Baca berita tanpa iklan. Gabung Kompas.com+

Robohnya Tengkiang dan Hilangnya Daulat Tanah untuk Petani

Kompas.com - 31/08/2016, 09:25 WIB
Firmansyah

Penulis

BENGKULU, KOMPAS.com — Tengkiang, ladung, atau belubur pada masyarakat suku Serawai, Kabupaten Seluma, dan Bengkulu Selatan di Provinsi Bengkulu diartikan sebagai lumbung tempat penyimpanan padi.

Dahulu, semakin besar bangunan tengkiang menandakan semakin sejahteralah petani desa.

Kala itu, satu rumah petani memiliki satu atau dua tengkiang berukuran 2 meter x 4 meter atau 2 meter x 2 meter.

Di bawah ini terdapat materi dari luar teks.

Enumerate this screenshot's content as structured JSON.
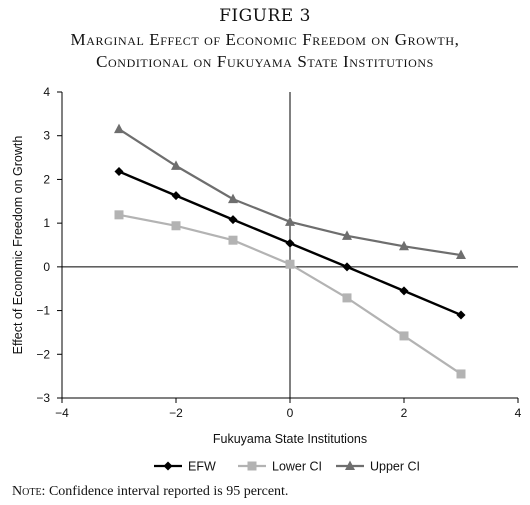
{
  "figure": {
    "label": "FIGURE 3",
    "title_line1": "Marginal Effect of Economic Freedom on Growth,",
    "title_line2": "Conditional on Fukuyama State Institutions"
  },
  "note": {
    "lead": "Note:",
    "text": " Confidence interval reported is 95 percent."
  },
  "chart_data": {
    "type": "line",
    "xlabel": "Fukuyama State Institutions",
    "ylabel": "Effect of Economic Freedom on Growth",
    "xlim": [
      -4,
      4
    ],
    "ylim": [
      -3,
      4
    ],
    "xticks": [
      -4,
      -2,
      0,
      2,
      4
    ],
    "yticks": [
      -3,
      -2,
      -1,
      0,
      1,
      2,
      3,
      4
    ],
    "xtick_labels": [
      "−4",
      "−2",
      "0",
      "2",
      "4"
    ],
    "ytick_labels": [
      "−3",
      "−2",
      "−1",
      "0",
      "1",
      "2",
      "3",
      "4"
    ],
    "x": [
      -3,
      -2,
      -1,
      0,
      1,
      2,
      3
    ],
    "legend_position": "bottom",
    "grid": false,
    "series": [
      {
        "name": "EFW",
        "marker": "diamond",
        "color": "#000000",
        "values": [
          2.18,
          1.63,
          1.08,
          0.54,
          0.0,
          -0.55,
          -1.1
        ]
      },
      {
        "name": "Lower CI",
        "marker": "square",
        "color": "#b3b3b3",
        "values": [
          1.19,
          0.94,
          0.61,
          0.06,
          -0.71,
          -1.58,
          -2.45
        ]
      },
      {
        "name": "Upper CI",
        "marker": "triangle",
        "color": "#6e6e6e",
        "values": [
          3.15,
          2.31,
          1.55,
          1.03,
          0.71,
          0.47,
          0.27
        ]
      }
    ]
  }
}
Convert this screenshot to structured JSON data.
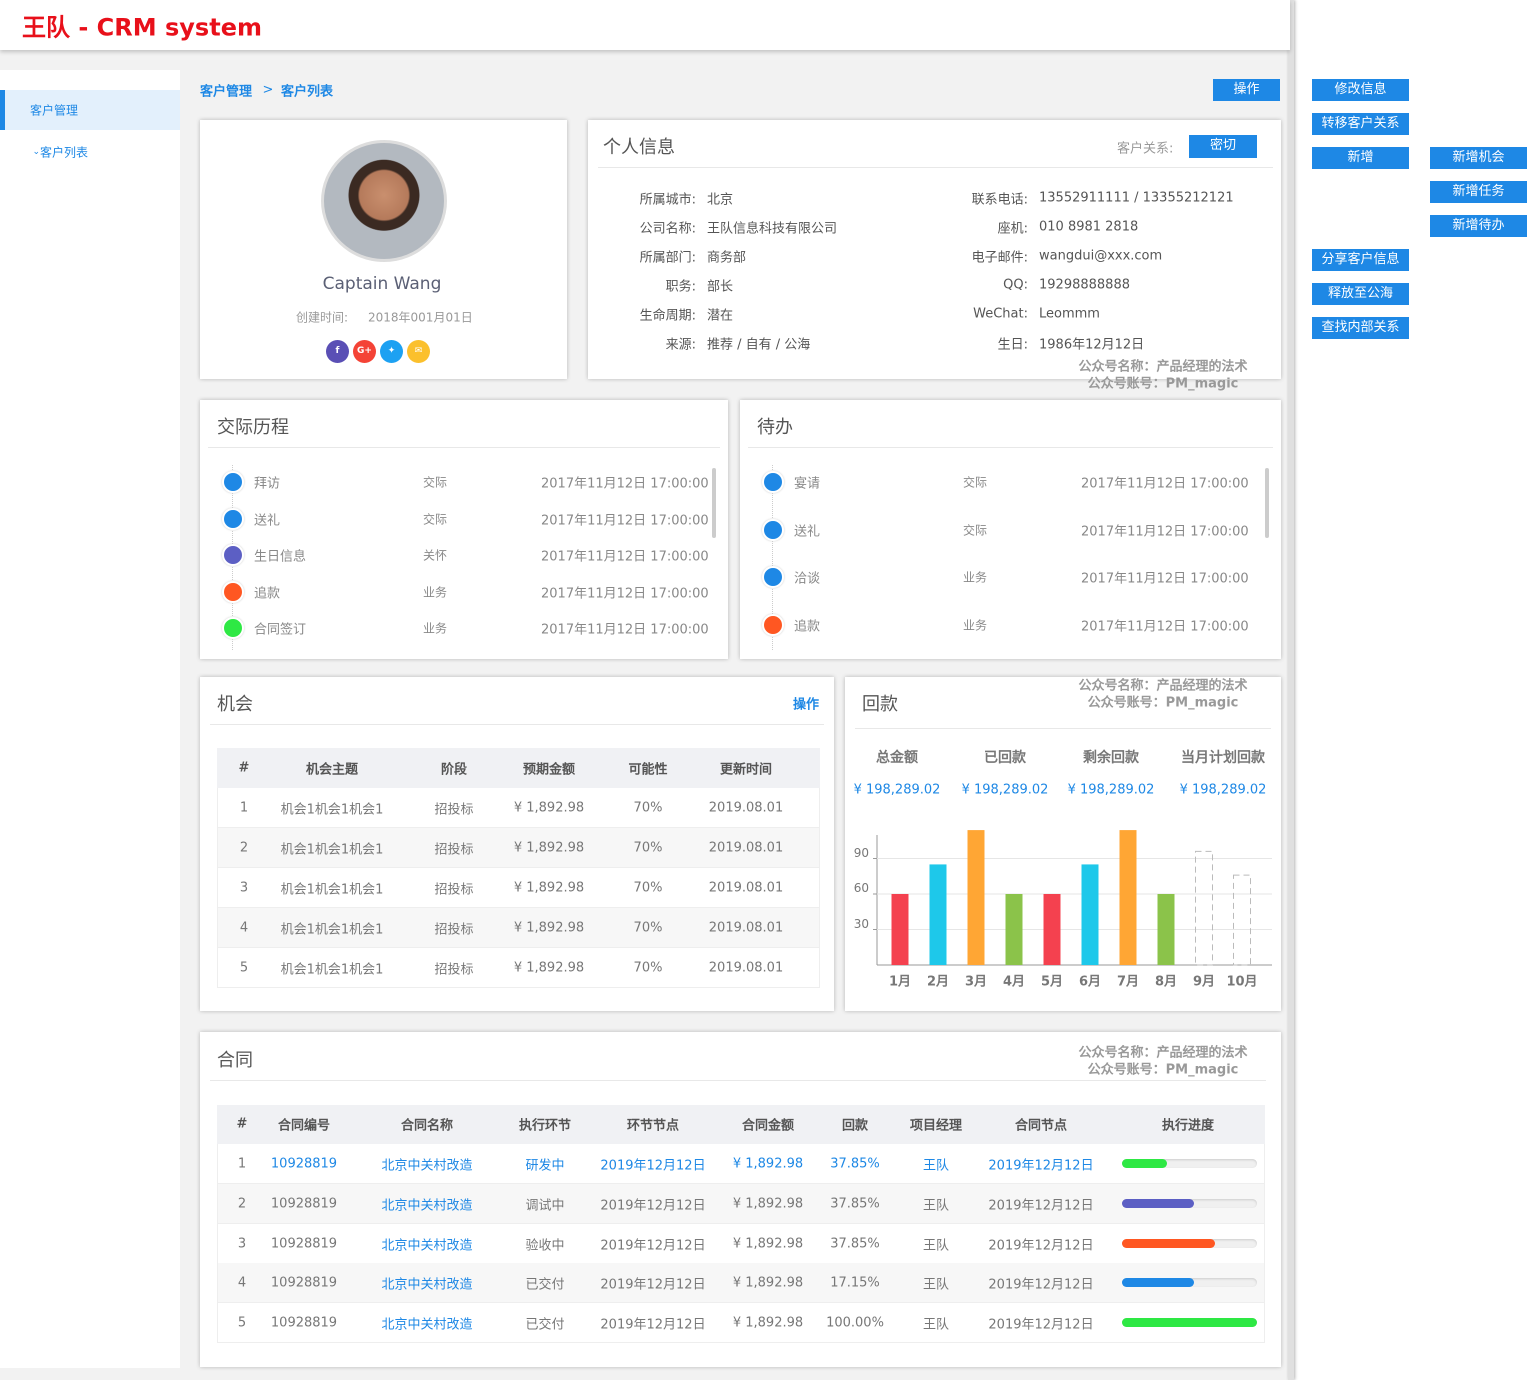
{
  "header": {
    "title": "王队 - CRM system"
  },
  "sidebar": {
    "menu": "客户管理",
    "submenu": "客户列表"
  },
  "breadcrumb": {
    "items": [
      "客户管理",
      "客户列表"
    ],
    "separator": ">"
  },
  "top_action": "操作",
  "side_actions": [
    "修改信息",
    "转移客户关系",
    "新增",
    "分享客户信息",
    "释放至公海",
    "查找内部关系"
  ],
  "sub_actions": [
    "新增机会",
    "新增任务",
    "新增待办"
  ],
  "watermark": [
    "公众号名称：产品经理的法术",
    "公众号账号：PM_magic"
  ],
  "profile": {
    "name": "Captain Wang",
    "created_label": "创建时间:",
    "created": "2018年001月01日",
    "social": [
      "f",
      "G+"
    ]
  },
  "personal": {
    "title": "个人信息",
    "relation_label": "客户关系:",
    "relation": "密切",
    "left": [
      [
        "所属城市:",
        "北京"
      ],
      [
        "公司名称:",
        "王队信息科技有限公司"
      ],
      [
        "所属部门:",
        "商务部"
      ],
      [
        "职务:",
        "部长"
      ],
      [
        "生命周期:",
        "潜在"
      ],
      [
        "来源:",
        "推荐 / 自有 / 公海"
      ]
    ],
    "right": [
      [
        "联系电话:",
        "13552911111 / 13355212121"
      ],
      [
        "座机:",
        "010 8981 2818"
      ],
      [
        "电子邮件:",
        "wangdui@xxx.com"
      ],
      [
        "QQ:",
        "19298888888"
      ],
      [
        "WeChat:",
        "Leommm"
      ],
      [
        "生日:",
        "1986年12月12日"
      ]
    ]
  },
  "history": {
    "title": "交际历程",
    "items": [
      {
        "name": "拜访",
        "type": "交际",
        "time": "2017年11月12日 17:00:00",
        "color": "#1e88e5"
      },
      {
        "name": "送礼",
        "type": "交际",
        "time": "2017年11月12日 17:00:00",
        "color": "#1e88e5"
      },
      {
        "name": "生日信息",
        "type": "关怀",
        "time": "2017年11月12日 17:00:00",
        "color": "#5c5fc4"
      },
      {
        "name": "追款",
        "type": "业务",
        "time": "2017年11月12日 17:00:00",
        "color": "#ff5722"
      },
      {
        "name": "合同签订",
        "type": "业务",
        "time": "2017年11月12日 17:00:00",
        "color": "#2ee844"
      }
    ]
  },
  "todo": {
    "title": "待办",
    "items": [
      {
        "name": "宴请",
        "type": "交际",
        "time": "2017年11月12日 17:00:00",
        "color": "#1e88e5"
      },
      {
        "name": "送礼",
        "type": "交际",
        "time": "2017年11月12日 17:00:00",
        "color": "#1e88e5"
      },
      {
        "name": "洽谈",
        "type": "业务",
        "time": "2017年11月12日 17:00:00",
        "color": "#1e88e5"
      },
      {
        "name": "追款",
        "type": "业务",
        "time": "2017年11月12日 17:00:00",
        "color": "#ff5722"
      }
    ]
  },
  "opportunities": {
    "title": "机会",
    "action": "操作",
    "columns": [
      "#",
      "机会主题",
      "阶段",
      "预期金额",
      "可能性",
      "更新时间"
    ],
    "rows": [
      [
        "1",
        "机会1机会1机会1",
        "招投标",
        "¥ 1,892.98",
        "70%",
        "2019.08.01"
      ],
      [
        "2",
        "机会1机会1机会1",
        "招投标",
        "¥ 1,892.98",
        "70%",
        "2019.08.01"
      ],
      [
        "3",
        "机会1机会1机会1",
        "招投标",
        "¥ 1,892.98",
        "70%",
        "2019.08.01"
      ],
      [
        "4",
        "机会1机会1机会1",
        "招投标",
        "¥ 1,892.98",
        "70%",
        "2019.08.01"
      ],
      [
        "5",
        "机会1机会1机会1",
        "招投标",
        "¥ 1,892.98",
        "70%",
        "2019.08.01"
      ]
    ]
  },
  "payment": {
    "title": "回款",
    "summary_labels": [
      "总金额",
      "已回款",
      "剩余回款",
      "当月计划回款"
    ],
    "summary_values": [
      "¥ 198,289.02",
      "¥ 198,289.02",
      "¥ 198,289.02",
      "¥ 198,289.02"
    ],
    "chart": {
      "type": "bar",
      "categories": [
        "1月",
        "2月",
        "3月",
        "4月",
        "5月",
        "6月",
        "7月",
        "8月",
        "9月",
        "10月"
      ],
      "values": [
        60,
        85,
        114,
        60,
        60,
        85,
        114,
        60,
        96,
        76
      ],
      "colors": [
        "#f4414f",
        "#1ec8ea",
        "#ffa634",
        "#8bc34a",
        "#f4414f",
        "#1ec8ea",
        "#ffa634",
        "#8bc34a",
        "#bbbbbb",
        "#bbbbbb"
      ],
      "dashed": [
        false,
        false,
        false,
        false,
        false,
        false,
        false,
        false,
        true,
        true
      ],
      "ylim": [
        0,
        120
      ],
      "yticks": [
        30,
        60,
        90
      ],
      "grid": true
    }
  },
  "contracts": {
    "title": "合同",
    "columns": [
      "#",
      "合同编号",
      "合同名称",
      "执行环节",
      "环节节点",
      "合同金额",
      "回款",
      "项目经理",
      "合同节点",
      "执行进度"
    ],
    "rows": [
      [
        "1",
        "10928819",
        "北京中关村改造",
        "研发中",
        "2019年12月12日",
        "¥ 1,892.98",
        "37.85%",
        "王队",
        "2019年12月12日"
      ],
      [
        "2",
        "10928819",
        "北京中关村改造",
        "调试中",
        "2019年12月12日",
        "¥ 1,892.98",
        "37.85%",
        "王队",
        "2019年12月12日"
      ],
      [
        "3",
        "10928819",
        "北京中关村改造",
        "验收中",
        "2019年12月12日",
        "¥ 1,892.98",
        "37.85%",
        "王队",
        "2019年12月12日"
      ],
      [
        "4",
        "10928819",
        "北京中关村改造",
        "已交付",
        "2019年12月12日",
        "¥ 1,892.98",
        "17.15%",
        "王队",
        "2019年12月12日"
      ],
      [
        "5",
        "10928819",
        "北京中关村改造",
        "已交付",
        "2019年12月12日",
        "¥ 1,892.98",
        "100.00%",
        "王队",
        "2019年12月12日"
      ]
    ],
    "progress": [
      33,
      53,
      69,
      53,
      100
    ],
    "progress_colors": [
      "#2ee844",
      "#5c5fc4",
      "#ff5722",
      "#1e88e5",
      "#2ee844"
    ]
  }
}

Tengkiang terbuat papan atau bambu yang dibelah dan beratapkan daun atau seng.

Kini, keberadaan tengkiang menghilang karena banyak faktor, antara lain karena semakin kecilnya akses tanah oleh petani.

"Tengkiang bagi masyarakat suku Serawai tidak hanya sebagai tempat menyimpan padi untuk makanan pokok, tetapi juga memiliki nilai spiritual," kata Nahadin seorang petani di Kabupaten Seluma, Rabu (31/8/2016).

Masyarakat suku Serawai tidak menghabiskan padi dalam tengkiang untuk dikonsumsi. Sebagian di antaranya disisihkan untuk bibit.

Pada umumnya, menyimpan padi di lumbung memiliki spirit kearifan lokal, bukan sebatas tempat menyimpan padi hasil panen.

"Ada 'semangat' atau roh padi harus dipulangkan dulu ke rumahnya (lumbung). Baru setelah itu bisa dijemur jadi beras dan dijual-beli. Mekanismenya lebih kurang begitu," kata seorang pemerhati sosial budaya tani di Bengkulu, Nurcholis Sastro.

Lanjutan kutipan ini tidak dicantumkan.